1.- Donar mi cuerpo a la Ciencia (eufemismo complejo para decir "a ver qué sirve todavía"), o regalarlo a alguien que aprecie los modelos clásicos. En las colisiones con la vida quedan piezas que no son precisamente chatarra.
2.- Lo que quede, deberá ser incinerado en un aparato ecológico para ser congruente con mis preferencias ambientales y
3.- Que rieguen mis cenizas desde un Airbus fletado exprofeso, en medio del Pacífico... Bueno, desde una canoa en el centro de Valsequillo.

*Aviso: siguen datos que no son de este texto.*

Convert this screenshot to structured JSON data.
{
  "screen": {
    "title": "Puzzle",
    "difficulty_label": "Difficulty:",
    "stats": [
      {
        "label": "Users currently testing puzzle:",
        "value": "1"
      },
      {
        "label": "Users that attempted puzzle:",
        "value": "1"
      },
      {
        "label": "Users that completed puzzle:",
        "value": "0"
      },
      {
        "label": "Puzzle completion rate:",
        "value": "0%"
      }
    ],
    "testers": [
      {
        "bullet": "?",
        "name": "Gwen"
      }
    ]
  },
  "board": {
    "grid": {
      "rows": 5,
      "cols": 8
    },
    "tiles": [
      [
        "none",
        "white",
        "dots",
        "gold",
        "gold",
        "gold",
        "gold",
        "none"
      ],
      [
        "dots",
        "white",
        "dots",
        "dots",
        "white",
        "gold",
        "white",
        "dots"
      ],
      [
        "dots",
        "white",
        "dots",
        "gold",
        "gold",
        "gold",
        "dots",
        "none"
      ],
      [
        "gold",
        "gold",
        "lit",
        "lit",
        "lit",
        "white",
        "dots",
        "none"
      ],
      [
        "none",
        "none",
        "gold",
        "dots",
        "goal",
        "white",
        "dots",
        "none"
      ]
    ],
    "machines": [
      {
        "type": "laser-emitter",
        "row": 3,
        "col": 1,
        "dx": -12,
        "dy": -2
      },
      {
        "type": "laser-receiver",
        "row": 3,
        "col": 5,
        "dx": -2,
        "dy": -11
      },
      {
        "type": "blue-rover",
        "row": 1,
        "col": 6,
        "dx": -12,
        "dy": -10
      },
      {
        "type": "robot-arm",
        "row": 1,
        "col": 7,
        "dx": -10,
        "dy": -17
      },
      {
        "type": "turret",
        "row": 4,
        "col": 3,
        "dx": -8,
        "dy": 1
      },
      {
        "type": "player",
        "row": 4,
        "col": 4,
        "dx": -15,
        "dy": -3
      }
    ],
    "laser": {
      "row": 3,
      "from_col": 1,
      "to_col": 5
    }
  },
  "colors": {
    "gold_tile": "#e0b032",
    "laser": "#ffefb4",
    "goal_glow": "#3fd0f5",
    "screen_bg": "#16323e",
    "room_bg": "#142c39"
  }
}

Hecho esto, sólo quedará mi recuerdo en la memoria de las generaciones futuras, que nunca jamás... Eh, mil disculpas. Me dejé llevar por el optimismo. Lo que quería decir es que por ningún motivo me sepulten. Mi claustrofobia sería terrible y además correría el riesgo, dado mi gran amor por la vida, de que en esas condiciones de humedad y silencio, vaya yo a germinar como frijol y renazca en condiciones nada favorables para un pleno desarrollo. En los panteones, las matas de frijol no son bien vistas pues atestiguan el humilde origen de los sepultados. (Me pregunto: ¿cómo verá un frijol el mundo? ¿será consciente de su segura conversión en volátil fluido? ¿estará dispuesto a aceptar que en su presencia, todos nieguen su paternidad?) Eh... Perdón otra vez por la digresión, pero no lo pude evitar. Es mi omnipresente vena filosófica. Pero retomando el tema, nunca me gustaron los panteones. Son una especie de club al que nadie quiere pertenecer, pero a lo que más temo es a las lápidas. Bueno, no exactamente a las lápidas sino a los epitafios. Según éstos, el noventa y nueve por ciento de los difuntos fueron una maravilla. Sé de buena fuente que algunos de ellos, cuando vivían, redactaron sus propios epitafios, pero son los menos. Yo no podría hacerlo. Mi modestia no me lo permitiría. Además, los extraños que lo leyeran pensarían que mis deudos me faltaron al respeto, porque yo no desperdiciaría la oportunidad de dejar grabada en piedra, la última broma sobre mí mismo.